Le roman s'ouvre sur une brève intro: "Je suis amoureuse de mon mari. Mais je devrais plutôt dire: je suis toujours amoureuse de mon mari." Les premières phrases sont tout de suite remises en question. "J'envie les amours interdites, les passions transgressives..." Explication: "je vis depuis quinze ans dans le malheur permanent et paradoxal d'être aimée en retour, de connaître une passion sans obstacle apparent." Et la question ultime: comment son mari "pourrait-il remplir ce qui est déjà plein?"
On passe une excellente semaine en compagnie de cette famille. Avec cette épouse qui observe absolument tout ce que dit ou fait son mari. Qui le dissèque. Qui le pèse. Bon? C'est OK. Mauvais? Elle inflige alors des "punitions". Obligée.
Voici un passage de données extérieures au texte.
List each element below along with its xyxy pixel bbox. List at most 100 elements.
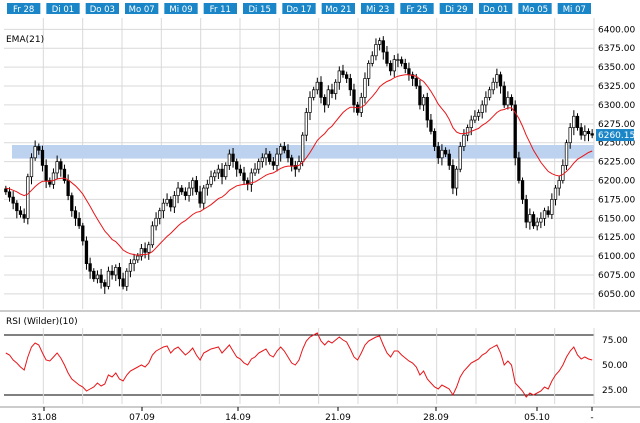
candle-body: [70, 195, 74, 212]
candle: [264, 148, 268, 166]
candle: [165, 193, 169, 207]
candle-body: [396, 59, 400, 61]
candle-body: [44, 165, 48, 181]
candle: [198, 185, 202, 208]
candle: [436, 141, 440, 164]
price-tick-label: 6300.00: [598, 101, 635, 111]
candle-body: [509, 97, 514, 106]
candle: [220, 163, 224, 185]
candle-body: [403, 63, 407, 69]
x-tick-label: 05.10: [524, 413, 550, 423]
x-axis: 31.08 07.09 14.09 21.09 28.09 05.10 -: [31, 407, 594, 423]
candle-body: [26, 176, 30, 219]
date-tab-label: Di 01: [52, 5, 74, 15]
candle: [542, 207, 547, 226]
candle-body: [169, 199, 173, 208]
candle-body: [586, 131, 591, 134]
candle: [227, 149, 232, 170]
candle-body: [517, 157, 521, 181]
price-tick-label: 6325.00: [598, 82, 635, 92]
candle-body: [128, 263, 133, 272]
candle-body: [40, 149, 45, 166]
candle-body: [344, 74, 349, 79]
candle: [231, 148, 235, 168]
candle: [480, 100, 484, 119]
candle-body: [271, 161, 275, 166]
candle-body: [337, 70, 341, 83]
candle-body: [103, 282, 107, 287]
candle-body: [366, 63, 371, 79]
date-tab: [321, 3, 355, 14]
candle: [528, 208, 532, 230]
candle: [355, 101, 360, 116]
candle: [366, 60, 371, 87]
candles: [4, 36, 594, 294]
price-tick-label: 6225.00: [598, 158, 635, 168]
candle: [33, 140, 37, 161]
candle: [4, 185, 8, 195]
candle-body: [268, 153, 272, 162]
candle-body: [238, 168, 243, 174]
candle: [66, 174, 70, 201]
candle-body: [253, 168, 257, 174]
candle: [429, 113, 433, 135]
candle-body: [77, 217, 81, 227]
candle-body: [363, 78, 367, 98]
x-tick-label: -: [590, 413, 593, 423]
candle: [73, 206, 78, 226]
candle: [209, 170, 213, 188]
candle-body: [165, 199, 169, 204]
x-tick-label: 31.08: [31, 413, 57, 423]
candle-body: [440, 149, 444, 159]
candle: [531, 211, 536, 229]
candle: [81, 222, 85, 246]
candle-body: [491, 81, 495, 91]
candle: [125, 268, 129, 291]
price-axis: 6050.00 6075.00 6100.00 6125.00 6150.00 6175.…: [598, 25, 635, 300]
rsi-tick-label: 75.00: [602, 336, 628, 346]
candle: [586, 128, 591, 142]
rsi-tick-label: 50.00: [602, 361, 628, 371]
candle-body: [110, 270, 114, 276]
candle-body: [235, 161, 239, 170]
candle: [22, 208, 26, 223]
candle: [139, 243, 144, 261]
candle: [70, 192, 74, 217]
candle-body: [333, 81, 338, 94]
candle-body: [92, 270, 96, 280]
candle: [59, 158, 63, 177]
candle-body: [568, 127, 572, 144]
candle: [363, 72, 367, 104]
candle-body: [290, 157, 294, 166]
candle: [84, 236, 89, 270]
price-tick-label: 6100.00: [598, 252, 635, 262]
candle: [51, 168, 56, 189]
candle-body: [205, 183, 210, 189]
candle: [202, 185, 206, 210]
candle-body: [348, 78, 352, 91]
candle: [216, 164, 221, 179]
candle-body: [388, 63, 393, 72]
candle-body: [487, 89, 492, 98]
candle: [403, 58, 407, 74]
date-tab: [243, 3, 277, 14]
candle-body: [286, 149, 290, 159]
candle-body: [451, 165, 455, 189]
date-tab-label: Fr 28: [13, 5, 34, 15]
candle-body: [227, 153, 232, 166]
candle-body: [495, 74, 499, 83]
candle: [205, 179, 210, 196]
candle: [451, 159, 455, 195]
candle-body: [323, 97, 327, 106]
candle-body: [282, 146, 286, 151]
candle-body: [355, 104, 360, 113]
candle-body: [579, 127, 583, 136]
candle: [143, 242, 147, 259]
candle: [128, 259, 133, 278]
candle: [572, 110, 576, 136]
candle: [337, 66, 341, 90]
candle-body: [187, 187, 191, 196]
candle: [271, 157, 275, 170]
candle-body: [257, 161, 261, 170]
candle-body: [528, 214, 532, 223]
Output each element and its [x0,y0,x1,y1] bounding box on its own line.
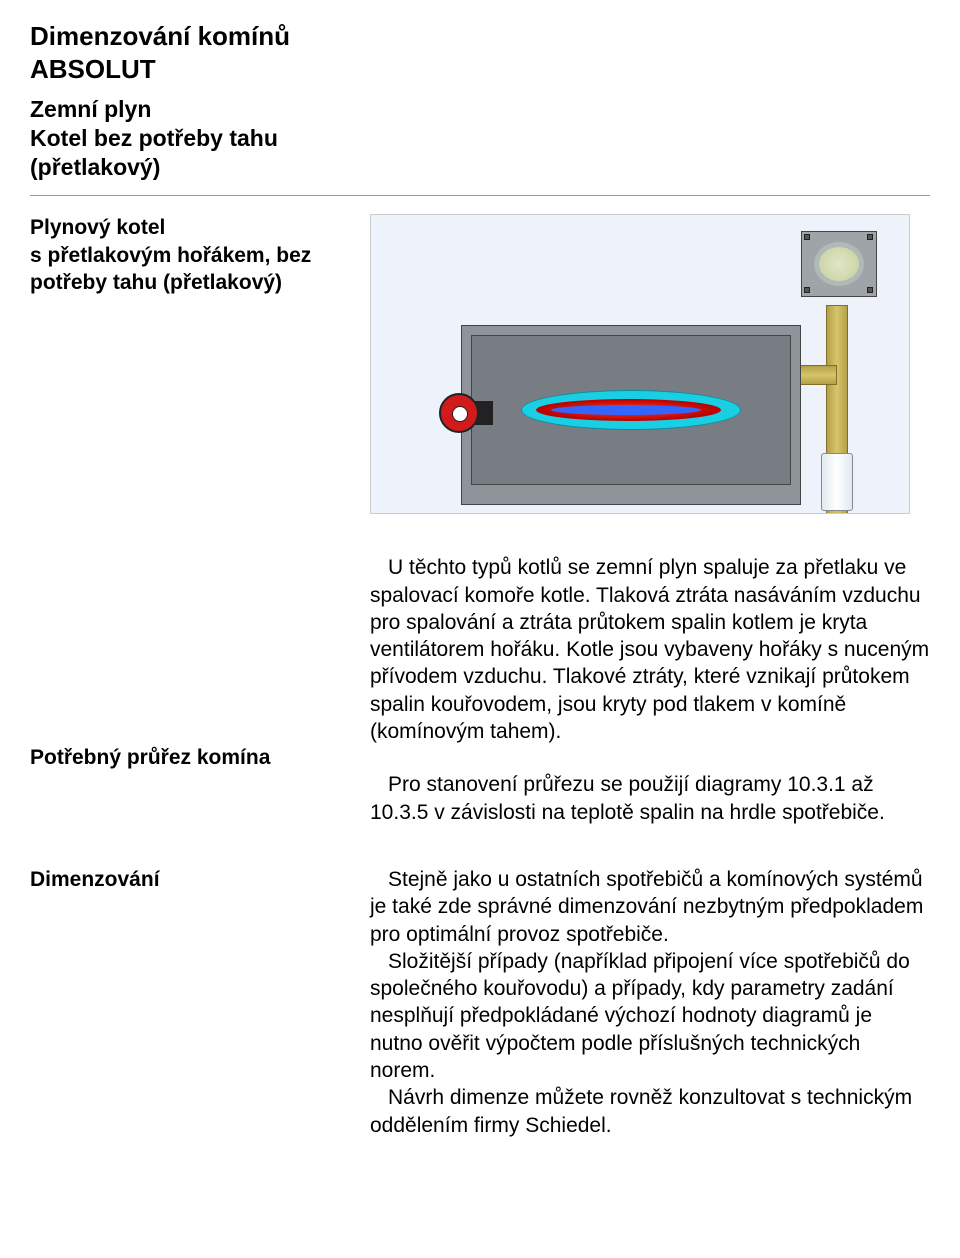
section-1: Potřebný průřez komína U těchto typů kot… [30,554,930,826]
boiler-diagram [370,214,910,514]
air-intake-ring [814,242,864,286]
section-2-para-3: Návrh dimenze můžete rovněž konzultovat … [370,1084,930,1139]
condensate-cup [821,453,853,511]
section-1-label: Potřebný průřez komína [30,554,340,826]
subtitle-block: Zemní plyn Kotel bez potřeby tahu (přetl… [30,95,930,181]
burner-fan-icon [439,393,479,433]
intro-row: Plynový kotel s přetlakovým hořákem, bez… [30,214,930,514]
title-line-2: ABSOLUT [30,53,930,86]
subtitle-line-2: Kotel bez potřeby tahu [30,124,930,153]
section-1-para-1: U těchto typů kotlů se zemní plyn spaluj… [370,554,930,745]
subtitle-line-1: Zemní plyn [30,95,930,124]
intro-left-line1: Plynový kotel [30,214,340,241]
bolt-icon [804,234,810,240]
section-1-label-text: Potřebný průřez komína [30,744,340,771]
bolt-icon [867,234,873,240]
title-block: Dimenzování komínů ABSOLUT [30,20,930,85]
intro-left-line2: s přetlakovým hořákem, bez potřeby tahu … [30,242,340,297]
section-1-para-2: Pro stanovení průřezu se použijí diagram… [370,771,930,826]
document-page: Dimenzování komínů ABSOLUT Zemní plyn Ko… [0,0,960,1219]
section-2-label: Dimenzování [30,866,340,1139]
bolt-icon [804,287,810,293]
section-2-label-text: Dimenzování [30,866,340,893]
title-line-1: Dimenzování komínů [30,20,930,53]
section-1-body: U těchto typů kotlů se zemní plyn spaluj… [370,554,930,826]
flue-t-connector [799,365,837,385]
intro-left: Plynový kotel s přetlakovým hořákem, bez… [30,214,340,514]
bolt-icon [867,287,873,293]
subtitle-line-3: (přetlakový) [30,153,930,182]
divider-line [30,195,930,196]
section-2-para-2: Složitější případy (například připojení … [370,948,930,1084]
section-2-para-1: Stejně jako u ostatních spotřebičů a kom… [370,866,930,948]
intro-right [370,214,930,514]
section-2: Dimenzování Stejně jako u ostatních spot… [30,866,930,1139]
section-2-body: Stejně jako u ostatních spotřebičů a kom… [370,866,930,1139]
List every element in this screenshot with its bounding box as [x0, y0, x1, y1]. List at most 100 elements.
Laisse traîner négligemment "L'Amant" de Marguerite Duras sur la table du salon par exemple. Mais ce peut être beaucoup plus tordu. Tout est noté, consigné dans un carnet caché. Minutieuse, maniaque, la prof d'anglais, traductrice à ses heures, a une incroyable imagination pour entretenir le lien avec son mari dont elle est follement amoureuse. Follement au sens littéral. La preuve lors de la scène de la clémentine qui va avoir des conséquences inouïes. Aimer ou être aimée, telle est la question en filigrane de cet épatant premier roman qui porte un regard différent sur le couple aujourd'hui.
Dans un extraordinaire texte à la première personne, le récit littéraire "Toucher la terre ferme" (L'Iconoclaste, 128 pages), Julia Kerninon raconte l'immense chamboulement qu'a été pour elle la maternité. Une maternité choisie et heureuse mais qui a complètement modifié ses habitudes de vie. Lire, écrire, lire, écrire, lire, écrire, et tout ce qu'une jeune femme peut faire en vingt-quatre heures sans contrainte par jour. L'excellente romancière qu'elle est, s'intéressant à la complexité du sentiment amoureux (lire ici), applique cette fois l'étude de son sujet de prédilection à elle-même. Et c'est splendide.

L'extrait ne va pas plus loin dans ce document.